Friday, 23 February 2018

These Happy Golden Years


Least said, soonest mended.' Ma Ingalls

Since reading Caroline Fraser’s brilliant biography of Laura Ingalls Wilder over Christmas I’ve been racing through the Little House books which I didn’t read as a child, although I did see the television series which I now know is very different to the books. It’s interesting that the first books are clearly written for children but when you get to the fifth book The Long Hard Winter and Laura reaches adolescence they take on a more sophisticated tone, unlike, say The Little Women books which become sentimental after Good Wives.

These Happy Golden Years is the last of the original six books and Laura is now teaching school aged 15(!) in order to pay for her sister Mary to study at a college for the blind in Iowa.

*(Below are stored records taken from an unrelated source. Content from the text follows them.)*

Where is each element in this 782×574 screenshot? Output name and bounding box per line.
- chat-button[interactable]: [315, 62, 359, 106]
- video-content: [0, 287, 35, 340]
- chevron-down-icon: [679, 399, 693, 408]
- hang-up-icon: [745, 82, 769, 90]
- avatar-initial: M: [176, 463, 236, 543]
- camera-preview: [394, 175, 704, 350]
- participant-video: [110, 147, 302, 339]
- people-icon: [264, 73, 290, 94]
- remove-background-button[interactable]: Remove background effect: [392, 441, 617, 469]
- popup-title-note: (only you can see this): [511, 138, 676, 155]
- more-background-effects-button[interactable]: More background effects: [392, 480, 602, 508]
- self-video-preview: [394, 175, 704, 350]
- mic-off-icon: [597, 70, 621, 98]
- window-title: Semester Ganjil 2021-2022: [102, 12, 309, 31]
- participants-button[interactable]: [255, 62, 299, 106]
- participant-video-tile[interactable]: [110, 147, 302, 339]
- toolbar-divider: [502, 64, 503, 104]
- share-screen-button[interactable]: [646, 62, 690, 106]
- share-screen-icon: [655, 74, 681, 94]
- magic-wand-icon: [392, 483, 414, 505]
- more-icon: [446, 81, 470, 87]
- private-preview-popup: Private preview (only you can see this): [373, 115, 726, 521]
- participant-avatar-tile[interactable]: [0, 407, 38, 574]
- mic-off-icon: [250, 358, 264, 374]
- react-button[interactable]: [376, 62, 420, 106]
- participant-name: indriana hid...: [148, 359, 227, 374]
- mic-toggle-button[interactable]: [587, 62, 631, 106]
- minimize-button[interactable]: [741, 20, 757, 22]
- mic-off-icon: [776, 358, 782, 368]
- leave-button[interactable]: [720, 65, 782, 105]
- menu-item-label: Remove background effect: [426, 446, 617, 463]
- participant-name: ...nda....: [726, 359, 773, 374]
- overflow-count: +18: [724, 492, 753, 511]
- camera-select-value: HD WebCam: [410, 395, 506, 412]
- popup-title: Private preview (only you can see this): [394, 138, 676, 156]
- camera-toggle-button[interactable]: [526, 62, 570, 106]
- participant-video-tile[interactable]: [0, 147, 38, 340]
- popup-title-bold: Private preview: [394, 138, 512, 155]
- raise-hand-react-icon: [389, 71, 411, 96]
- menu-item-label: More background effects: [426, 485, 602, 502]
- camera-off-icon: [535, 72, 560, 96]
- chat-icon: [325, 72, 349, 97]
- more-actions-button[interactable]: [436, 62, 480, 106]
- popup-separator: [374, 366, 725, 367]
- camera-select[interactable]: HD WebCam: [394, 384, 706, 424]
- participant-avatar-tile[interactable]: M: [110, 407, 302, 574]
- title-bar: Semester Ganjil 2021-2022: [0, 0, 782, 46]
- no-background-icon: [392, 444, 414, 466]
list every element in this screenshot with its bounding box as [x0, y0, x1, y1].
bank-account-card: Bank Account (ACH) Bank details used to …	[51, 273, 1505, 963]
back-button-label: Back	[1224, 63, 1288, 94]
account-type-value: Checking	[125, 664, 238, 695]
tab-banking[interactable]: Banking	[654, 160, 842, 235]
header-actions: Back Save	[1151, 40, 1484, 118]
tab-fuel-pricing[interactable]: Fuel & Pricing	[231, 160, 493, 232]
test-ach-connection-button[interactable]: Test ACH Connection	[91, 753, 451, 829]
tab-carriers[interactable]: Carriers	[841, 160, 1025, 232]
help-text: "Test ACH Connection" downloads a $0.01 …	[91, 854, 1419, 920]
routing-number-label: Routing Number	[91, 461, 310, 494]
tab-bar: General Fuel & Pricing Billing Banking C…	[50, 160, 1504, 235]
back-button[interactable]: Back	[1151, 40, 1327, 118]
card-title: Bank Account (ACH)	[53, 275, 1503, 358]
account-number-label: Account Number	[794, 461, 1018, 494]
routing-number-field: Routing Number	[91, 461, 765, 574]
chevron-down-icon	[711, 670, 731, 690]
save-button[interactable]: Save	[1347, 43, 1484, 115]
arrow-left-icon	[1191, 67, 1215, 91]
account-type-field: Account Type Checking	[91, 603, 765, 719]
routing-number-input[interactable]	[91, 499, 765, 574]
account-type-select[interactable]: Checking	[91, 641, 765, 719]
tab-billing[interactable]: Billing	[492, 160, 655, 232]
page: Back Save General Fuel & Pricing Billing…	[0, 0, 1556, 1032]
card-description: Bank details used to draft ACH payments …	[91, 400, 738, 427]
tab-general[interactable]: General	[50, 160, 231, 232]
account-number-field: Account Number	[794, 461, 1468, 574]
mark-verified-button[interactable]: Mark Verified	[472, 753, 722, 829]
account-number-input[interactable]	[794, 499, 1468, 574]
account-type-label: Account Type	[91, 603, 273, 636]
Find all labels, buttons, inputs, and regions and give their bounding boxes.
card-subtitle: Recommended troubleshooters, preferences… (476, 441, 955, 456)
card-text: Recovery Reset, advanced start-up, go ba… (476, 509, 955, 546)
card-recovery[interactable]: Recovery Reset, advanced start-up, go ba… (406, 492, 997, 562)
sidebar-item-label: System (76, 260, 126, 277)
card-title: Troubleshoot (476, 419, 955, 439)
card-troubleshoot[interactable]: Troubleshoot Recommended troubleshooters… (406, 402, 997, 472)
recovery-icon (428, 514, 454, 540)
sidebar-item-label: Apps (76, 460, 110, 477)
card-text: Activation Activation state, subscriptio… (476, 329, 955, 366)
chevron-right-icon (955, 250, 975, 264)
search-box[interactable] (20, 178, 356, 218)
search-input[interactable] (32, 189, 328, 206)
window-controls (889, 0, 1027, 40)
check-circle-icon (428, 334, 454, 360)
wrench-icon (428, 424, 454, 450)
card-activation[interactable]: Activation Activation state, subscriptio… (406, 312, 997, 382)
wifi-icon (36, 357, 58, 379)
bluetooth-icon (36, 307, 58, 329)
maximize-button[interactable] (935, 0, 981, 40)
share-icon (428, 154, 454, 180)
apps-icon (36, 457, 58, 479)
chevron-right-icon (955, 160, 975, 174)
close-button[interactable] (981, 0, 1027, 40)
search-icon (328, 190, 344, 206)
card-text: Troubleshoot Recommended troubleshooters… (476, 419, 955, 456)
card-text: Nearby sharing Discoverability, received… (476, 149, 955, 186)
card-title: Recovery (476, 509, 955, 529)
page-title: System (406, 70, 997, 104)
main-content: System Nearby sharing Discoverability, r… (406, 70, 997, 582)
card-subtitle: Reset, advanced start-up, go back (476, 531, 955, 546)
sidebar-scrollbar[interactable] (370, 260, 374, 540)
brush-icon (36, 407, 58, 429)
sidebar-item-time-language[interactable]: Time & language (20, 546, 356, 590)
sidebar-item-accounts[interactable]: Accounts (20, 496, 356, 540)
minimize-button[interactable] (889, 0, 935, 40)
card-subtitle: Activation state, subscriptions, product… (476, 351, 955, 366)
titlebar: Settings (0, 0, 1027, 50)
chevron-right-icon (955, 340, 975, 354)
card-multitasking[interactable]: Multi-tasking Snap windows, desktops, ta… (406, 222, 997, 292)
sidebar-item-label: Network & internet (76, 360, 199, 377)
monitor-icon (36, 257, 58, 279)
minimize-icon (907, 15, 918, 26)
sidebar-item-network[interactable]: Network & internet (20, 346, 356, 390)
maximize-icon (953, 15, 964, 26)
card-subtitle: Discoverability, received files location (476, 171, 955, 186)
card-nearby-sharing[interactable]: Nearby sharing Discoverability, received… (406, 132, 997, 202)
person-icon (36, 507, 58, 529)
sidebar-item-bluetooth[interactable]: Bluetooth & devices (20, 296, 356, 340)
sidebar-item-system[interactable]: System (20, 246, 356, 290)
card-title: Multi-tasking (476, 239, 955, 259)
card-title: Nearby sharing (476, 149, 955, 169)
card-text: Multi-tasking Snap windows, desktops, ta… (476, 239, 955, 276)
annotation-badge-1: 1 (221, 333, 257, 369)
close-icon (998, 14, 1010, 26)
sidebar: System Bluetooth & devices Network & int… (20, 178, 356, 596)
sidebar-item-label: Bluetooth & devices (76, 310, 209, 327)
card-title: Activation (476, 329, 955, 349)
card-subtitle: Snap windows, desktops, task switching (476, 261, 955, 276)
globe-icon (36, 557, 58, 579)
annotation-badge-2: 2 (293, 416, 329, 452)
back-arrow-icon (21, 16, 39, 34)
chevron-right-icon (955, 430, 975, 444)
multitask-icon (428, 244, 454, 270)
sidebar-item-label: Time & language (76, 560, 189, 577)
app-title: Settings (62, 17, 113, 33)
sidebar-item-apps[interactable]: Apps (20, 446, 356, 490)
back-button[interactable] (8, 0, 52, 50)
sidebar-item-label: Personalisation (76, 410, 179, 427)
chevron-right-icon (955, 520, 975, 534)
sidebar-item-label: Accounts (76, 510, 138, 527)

Although not fond of teaching she acquits herself very well and controls the naughtiest boy in the class when he pins a girl’s braid to the desk. The twelve mile journey to the school across the snow-covered prairie in below freezing temperatures is tempered by Almanzo Wilder who has taken a shine to Laura and drives her in his sleigh and takes her home at weekends so she doesn’t have to stay with the troubled Brewster family. 

Ma finally puts her foot down when Pa gets restless and suggests moving on again. The poor woman has travelled in a covered wagon - often pregnant - from Wisconsin through Minnesota and endured the hard Dakota winters. Charming though Pa is I suspect it was really Ma who held the family together. When Almanzo proposes to Laura, Ma helps Laura to make her wedding trousseau and advises her to include a black cashmere dress ‘Every woman should have one nice black dress.' When the wedding has to be bought forward there is no time to make a wedding dress and Laura marries in the black cashmere.

 Married at eighteen, Laura’s childhood is over. She lived through a unique period of American history and never forgot it, but it is Laura’s character, her bravery, kindness and pioneer spirit which makes the books so charming.